Adrienne helped Alan with his massive project of scanning all of the family’s pictures into the computer and converting them to CDs for all of us. That made creating this memorial brochure much easier for me! While Alan was the photographer, Adrienne was the wind behind the wings of the photographer, gently encouraging him to take pictures. Adrienne is also the family historian, lovingly keeping records of first words, report cards and every achievement made by me and my daughters.
My parents have always been true partners and soul mates in everything in life. My father always jokes about his relationship with his wife “We’ve been married 50 years, but it is 70 with the wind chill factor!” In reality, they have now been married almost 68 years and he absolutely adores her and would do anything for her and she would for him as well.
It is difficult to imagine my mother gone. She has always been there for me. My beliefs say there is an afterlife and that we are all spiritual beings temporarily inhabiting a human body. My hope is that I will connect with my mother through a medium or that she will come to me directly. My parents don’t share my beliefs, in fact, they find me a bit odd, but that’s ok, the overriding love is still there, even where we have agreed to disagree.

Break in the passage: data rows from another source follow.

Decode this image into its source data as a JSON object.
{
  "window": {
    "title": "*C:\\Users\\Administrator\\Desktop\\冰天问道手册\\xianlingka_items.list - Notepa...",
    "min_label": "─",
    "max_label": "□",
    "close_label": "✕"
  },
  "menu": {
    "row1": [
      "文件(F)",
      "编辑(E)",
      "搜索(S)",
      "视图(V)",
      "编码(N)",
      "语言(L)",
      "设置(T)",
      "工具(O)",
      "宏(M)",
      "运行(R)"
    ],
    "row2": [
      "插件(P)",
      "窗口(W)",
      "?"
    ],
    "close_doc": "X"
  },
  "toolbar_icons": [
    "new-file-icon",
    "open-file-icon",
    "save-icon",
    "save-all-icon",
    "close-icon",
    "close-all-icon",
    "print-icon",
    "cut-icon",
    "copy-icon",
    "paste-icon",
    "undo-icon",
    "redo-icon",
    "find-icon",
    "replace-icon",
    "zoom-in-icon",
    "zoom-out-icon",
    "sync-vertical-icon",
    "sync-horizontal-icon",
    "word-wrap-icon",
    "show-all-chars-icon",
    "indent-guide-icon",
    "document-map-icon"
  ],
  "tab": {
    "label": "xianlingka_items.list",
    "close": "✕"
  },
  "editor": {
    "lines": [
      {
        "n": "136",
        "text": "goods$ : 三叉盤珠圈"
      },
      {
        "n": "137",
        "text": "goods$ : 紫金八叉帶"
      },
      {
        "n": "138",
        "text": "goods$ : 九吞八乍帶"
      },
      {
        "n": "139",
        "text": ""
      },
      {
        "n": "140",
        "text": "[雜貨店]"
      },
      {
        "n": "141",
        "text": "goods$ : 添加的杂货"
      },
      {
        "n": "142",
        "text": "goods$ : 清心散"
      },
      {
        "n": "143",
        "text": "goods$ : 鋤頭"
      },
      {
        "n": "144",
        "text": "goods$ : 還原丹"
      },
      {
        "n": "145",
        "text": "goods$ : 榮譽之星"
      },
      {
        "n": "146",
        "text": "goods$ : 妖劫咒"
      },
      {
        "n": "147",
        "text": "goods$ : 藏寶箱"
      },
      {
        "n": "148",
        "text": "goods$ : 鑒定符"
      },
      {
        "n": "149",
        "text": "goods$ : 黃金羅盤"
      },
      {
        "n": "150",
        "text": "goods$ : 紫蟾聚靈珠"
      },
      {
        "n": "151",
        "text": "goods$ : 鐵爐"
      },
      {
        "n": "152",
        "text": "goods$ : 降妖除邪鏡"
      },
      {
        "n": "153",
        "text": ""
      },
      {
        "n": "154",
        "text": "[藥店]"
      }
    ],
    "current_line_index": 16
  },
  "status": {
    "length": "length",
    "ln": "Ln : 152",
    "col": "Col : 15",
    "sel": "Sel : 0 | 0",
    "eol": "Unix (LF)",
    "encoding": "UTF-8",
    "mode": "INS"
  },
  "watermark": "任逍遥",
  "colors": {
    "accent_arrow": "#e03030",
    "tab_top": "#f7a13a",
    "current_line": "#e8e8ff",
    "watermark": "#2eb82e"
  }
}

Although my father has a lot of female friends, nobody will ever replace my mother in his life and I know he will dearly miss seeing her every day. We all join him in mourning the physical loss of the love of his life. But let’s not just mourn her, let’s celebrate her life and the person that she has been. My parents are united in eternity and will see each other again. I know that when I leave this life, she will be there to welcome me into the next world just like she was there when I entered this one.
I love you Mom, may God bless you and keep you until we meet again.